No Modeling Manatees
About 7:45 p.m., with plenty of light still in sky, we got to the spot, which is several acres of water and green space around a tiny inlet. When it's warm enough, which is about 9 months of the year, manatees congregate in the shallow, protected inlet between two bridges, eating whatever it is that grows on the sea-walls, and drinking fresh water that flows from the houses.
A note on manatees: manatees are our state marine mammal, this county is named for them, and desperate sailors have found them sexy, but I'll tell you this: your manatee does not photograph well. It's hard even to see them. They're dark gray-brown and move slowly, usually underwater in dark, gray-brown, slow-moving water. Most days at this spot, especially around 5 p.m., you can see concentric ripples, and once in a while a brown oval thing will periscope up, emitting a strong, plaintive whiff that distinguishes the protuberance from, say, floating logs or alligator snouts.

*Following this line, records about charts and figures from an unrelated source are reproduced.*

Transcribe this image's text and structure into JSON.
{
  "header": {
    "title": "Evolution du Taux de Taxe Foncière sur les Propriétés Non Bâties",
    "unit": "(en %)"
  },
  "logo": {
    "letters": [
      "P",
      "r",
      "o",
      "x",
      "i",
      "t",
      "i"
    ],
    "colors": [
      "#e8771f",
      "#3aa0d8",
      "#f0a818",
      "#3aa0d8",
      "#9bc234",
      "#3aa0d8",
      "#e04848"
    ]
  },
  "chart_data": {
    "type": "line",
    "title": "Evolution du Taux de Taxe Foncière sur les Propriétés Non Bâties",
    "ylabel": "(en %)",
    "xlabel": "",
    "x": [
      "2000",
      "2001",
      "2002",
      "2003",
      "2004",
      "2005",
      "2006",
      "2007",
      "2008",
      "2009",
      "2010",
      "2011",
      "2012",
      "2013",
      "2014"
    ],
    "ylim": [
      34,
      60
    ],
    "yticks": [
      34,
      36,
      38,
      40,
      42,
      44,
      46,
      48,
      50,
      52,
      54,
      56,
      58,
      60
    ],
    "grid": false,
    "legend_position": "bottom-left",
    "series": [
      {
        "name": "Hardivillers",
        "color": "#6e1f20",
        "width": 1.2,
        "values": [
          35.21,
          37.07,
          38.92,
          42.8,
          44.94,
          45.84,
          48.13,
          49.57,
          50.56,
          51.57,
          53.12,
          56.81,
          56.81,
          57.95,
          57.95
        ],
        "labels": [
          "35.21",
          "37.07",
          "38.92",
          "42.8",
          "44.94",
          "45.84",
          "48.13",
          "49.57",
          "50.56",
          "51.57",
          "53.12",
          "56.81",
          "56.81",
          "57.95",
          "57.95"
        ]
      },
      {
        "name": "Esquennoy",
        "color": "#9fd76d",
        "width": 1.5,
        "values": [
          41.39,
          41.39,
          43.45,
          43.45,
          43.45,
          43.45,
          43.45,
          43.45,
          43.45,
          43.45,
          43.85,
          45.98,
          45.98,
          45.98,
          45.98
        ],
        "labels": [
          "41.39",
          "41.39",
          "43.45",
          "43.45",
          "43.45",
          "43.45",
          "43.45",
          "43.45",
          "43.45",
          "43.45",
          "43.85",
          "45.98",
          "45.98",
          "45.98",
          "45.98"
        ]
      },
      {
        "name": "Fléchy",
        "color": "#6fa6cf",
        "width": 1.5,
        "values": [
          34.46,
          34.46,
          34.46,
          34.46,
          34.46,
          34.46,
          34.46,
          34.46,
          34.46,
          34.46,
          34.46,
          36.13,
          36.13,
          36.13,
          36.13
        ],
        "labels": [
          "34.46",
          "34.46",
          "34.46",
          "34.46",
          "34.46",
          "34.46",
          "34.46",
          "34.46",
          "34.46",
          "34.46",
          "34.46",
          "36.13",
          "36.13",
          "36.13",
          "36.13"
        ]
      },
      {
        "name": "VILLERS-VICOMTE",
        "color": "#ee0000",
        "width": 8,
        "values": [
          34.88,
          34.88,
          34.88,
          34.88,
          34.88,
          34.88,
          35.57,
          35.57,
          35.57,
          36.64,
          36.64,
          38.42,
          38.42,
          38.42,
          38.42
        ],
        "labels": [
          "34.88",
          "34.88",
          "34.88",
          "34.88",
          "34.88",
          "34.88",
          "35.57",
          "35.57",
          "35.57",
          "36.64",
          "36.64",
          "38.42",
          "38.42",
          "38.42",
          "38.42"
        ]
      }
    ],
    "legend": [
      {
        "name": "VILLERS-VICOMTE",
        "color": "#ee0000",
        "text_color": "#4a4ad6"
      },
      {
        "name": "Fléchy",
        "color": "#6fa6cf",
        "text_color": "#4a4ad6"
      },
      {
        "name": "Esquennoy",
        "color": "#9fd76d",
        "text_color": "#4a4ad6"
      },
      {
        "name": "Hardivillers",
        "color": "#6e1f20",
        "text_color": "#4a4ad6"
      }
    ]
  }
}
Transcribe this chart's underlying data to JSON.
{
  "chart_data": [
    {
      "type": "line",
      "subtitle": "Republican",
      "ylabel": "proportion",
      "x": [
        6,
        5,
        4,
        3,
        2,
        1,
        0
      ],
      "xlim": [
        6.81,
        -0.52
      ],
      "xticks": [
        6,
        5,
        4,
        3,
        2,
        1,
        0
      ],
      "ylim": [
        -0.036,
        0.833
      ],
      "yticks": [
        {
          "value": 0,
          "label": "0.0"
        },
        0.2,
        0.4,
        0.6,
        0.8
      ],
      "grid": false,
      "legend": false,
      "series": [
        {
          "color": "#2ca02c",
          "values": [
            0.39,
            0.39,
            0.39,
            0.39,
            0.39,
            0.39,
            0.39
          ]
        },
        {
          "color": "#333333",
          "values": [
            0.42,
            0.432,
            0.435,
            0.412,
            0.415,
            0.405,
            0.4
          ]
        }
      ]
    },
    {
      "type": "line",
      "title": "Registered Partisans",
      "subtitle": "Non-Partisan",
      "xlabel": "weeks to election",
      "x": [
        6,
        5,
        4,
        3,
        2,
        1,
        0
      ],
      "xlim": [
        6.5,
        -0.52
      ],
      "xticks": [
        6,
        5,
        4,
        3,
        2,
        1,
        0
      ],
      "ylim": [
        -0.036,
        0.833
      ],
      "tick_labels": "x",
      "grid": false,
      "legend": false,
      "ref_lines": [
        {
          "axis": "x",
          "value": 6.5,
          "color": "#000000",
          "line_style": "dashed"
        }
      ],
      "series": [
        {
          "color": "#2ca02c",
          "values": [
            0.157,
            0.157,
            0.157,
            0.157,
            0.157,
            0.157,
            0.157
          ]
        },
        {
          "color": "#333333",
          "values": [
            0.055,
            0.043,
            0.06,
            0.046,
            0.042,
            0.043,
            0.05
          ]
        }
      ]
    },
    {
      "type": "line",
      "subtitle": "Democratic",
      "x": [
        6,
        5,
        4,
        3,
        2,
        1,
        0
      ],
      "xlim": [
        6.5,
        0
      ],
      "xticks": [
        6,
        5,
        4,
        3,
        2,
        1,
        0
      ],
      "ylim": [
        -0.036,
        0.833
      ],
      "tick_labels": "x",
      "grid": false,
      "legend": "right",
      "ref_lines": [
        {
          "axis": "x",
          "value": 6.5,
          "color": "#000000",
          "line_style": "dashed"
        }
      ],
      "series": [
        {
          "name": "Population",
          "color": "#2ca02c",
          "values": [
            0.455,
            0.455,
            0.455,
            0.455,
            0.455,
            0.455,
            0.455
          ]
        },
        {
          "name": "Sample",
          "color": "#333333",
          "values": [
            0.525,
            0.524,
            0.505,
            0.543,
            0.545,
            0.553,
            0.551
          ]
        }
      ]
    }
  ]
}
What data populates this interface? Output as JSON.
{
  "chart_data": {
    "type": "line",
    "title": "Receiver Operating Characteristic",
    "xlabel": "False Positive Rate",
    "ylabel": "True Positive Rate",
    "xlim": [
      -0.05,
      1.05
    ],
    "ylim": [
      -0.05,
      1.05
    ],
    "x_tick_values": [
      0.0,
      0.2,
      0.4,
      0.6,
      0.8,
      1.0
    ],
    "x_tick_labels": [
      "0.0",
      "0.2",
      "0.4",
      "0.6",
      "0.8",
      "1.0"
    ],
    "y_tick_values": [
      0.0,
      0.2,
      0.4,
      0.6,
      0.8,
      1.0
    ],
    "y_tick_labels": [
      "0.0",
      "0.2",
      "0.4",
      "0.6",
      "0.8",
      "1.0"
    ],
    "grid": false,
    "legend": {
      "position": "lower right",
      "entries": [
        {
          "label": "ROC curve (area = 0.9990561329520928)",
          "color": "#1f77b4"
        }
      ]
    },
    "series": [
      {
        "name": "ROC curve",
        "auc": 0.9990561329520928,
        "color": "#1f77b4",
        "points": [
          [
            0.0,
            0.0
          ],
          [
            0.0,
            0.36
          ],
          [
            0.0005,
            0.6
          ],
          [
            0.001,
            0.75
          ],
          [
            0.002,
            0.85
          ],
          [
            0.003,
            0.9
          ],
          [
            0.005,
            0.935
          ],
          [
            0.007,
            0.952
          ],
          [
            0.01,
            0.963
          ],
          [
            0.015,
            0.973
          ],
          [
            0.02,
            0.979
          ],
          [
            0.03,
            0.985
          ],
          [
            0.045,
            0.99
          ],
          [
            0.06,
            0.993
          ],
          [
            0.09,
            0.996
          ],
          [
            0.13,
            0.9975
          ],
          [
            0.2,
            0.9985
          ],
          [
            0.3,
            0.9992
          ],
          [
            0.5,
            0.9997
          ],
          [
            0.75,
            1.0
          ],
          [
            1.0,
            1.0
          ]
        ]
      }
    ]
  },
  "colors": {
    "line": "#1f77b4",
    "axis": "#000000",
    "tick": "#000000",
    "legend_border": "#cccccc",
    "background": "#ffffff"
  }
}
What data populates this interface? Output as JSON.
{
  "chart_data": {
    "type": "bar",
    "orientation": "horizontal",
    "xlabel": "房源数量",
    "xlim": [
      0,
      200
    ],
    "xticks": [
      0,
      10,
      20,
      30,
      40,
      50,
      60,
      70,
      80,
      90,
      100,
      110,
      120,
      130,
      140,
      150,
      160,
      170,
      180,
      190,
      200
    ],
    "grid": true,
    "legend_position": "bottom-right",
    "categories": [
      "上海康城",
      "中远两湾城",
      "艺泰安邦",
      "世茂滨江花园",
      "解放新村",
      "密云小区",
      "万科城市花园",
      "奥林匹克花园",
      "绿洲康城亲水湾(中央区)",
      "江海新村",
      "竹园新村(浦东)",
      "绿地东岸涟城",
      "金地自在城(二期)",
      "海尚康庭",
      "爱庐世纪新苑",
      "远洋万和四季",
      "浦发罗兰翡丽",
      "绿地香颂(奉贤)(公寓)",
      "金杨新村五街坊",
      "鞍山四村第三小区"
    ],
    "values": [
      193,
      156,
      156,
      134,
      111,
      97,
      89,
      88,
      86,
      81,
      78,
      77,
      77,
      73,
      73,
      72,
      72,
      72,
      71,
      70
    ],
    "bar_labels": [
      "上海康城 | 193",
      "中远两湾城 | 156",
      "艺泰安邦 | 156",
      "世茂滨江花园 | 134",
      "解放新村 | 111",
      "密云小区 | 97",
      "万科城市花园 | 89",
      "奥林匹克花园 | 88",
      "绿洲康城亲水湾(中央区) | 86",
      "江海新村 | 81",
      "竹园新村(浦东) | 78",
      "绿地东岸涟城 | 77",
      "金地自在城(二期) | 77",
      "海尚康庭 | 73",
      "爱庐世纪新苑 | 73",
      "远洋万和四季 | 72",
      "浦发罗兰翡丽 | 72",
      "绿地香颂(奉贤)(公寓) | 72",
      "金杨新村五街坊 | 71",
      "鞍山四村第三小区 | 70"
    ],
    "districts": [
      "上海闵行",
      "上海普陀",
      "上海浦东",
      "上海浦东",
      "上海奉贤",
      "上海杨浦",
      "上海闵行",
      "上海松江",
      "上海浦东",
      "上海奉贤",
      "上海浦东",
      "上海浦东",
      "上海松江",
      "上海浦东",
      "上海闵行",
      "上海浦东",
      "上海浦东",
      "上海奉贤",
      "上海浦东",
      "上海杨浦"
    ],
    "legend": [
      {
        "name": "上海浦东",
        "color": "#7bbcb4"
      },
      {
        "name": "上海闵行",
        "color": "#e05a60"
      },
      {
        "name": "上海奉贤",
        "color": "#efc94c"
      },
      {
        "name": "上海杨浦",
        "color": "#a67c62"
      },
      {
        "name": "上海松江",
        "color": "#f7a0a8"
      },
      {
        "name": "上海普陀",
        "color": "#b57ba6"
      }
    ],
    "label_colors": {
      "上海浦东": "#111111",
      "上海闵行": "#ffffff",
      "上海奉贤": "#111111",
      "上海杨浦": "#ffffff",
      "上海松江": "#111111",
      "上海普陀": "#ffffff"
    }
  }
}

A kid fishing on the bridge once told me, when I asked him if he'd seen anything, "We saw one right here; we saw a whole manatee!" He was excited because the light had been shining at an angle that displayed more than just the creature's head. It is thrilling to see a whole manatee: they're enormous, and rubbery-looking and obviously sweet — but you can put the camera away and just enjoy the sight, because on film, all you get is an undefined underwater blob. On the night of the bat-release, I wasn't even looking or listening for sea-cows; the bat was all that mattered.
Bat Box Boogie
The sides of the park slope steeply towards the water, which was opaque and black-brown and into which I did not want to fall. Stepping with care, I carried the box to a grassy spot, trying not to attract attention from the few people still around. As usual at dusk, the seabirds were hanging themselves up to dry in the trees, and the black crows and white seagulls were heading mysteriously home. Every few minutes, a car would cross the bridge, making a noise that I was afraid would disturb the bat with its super-sensitive hearing.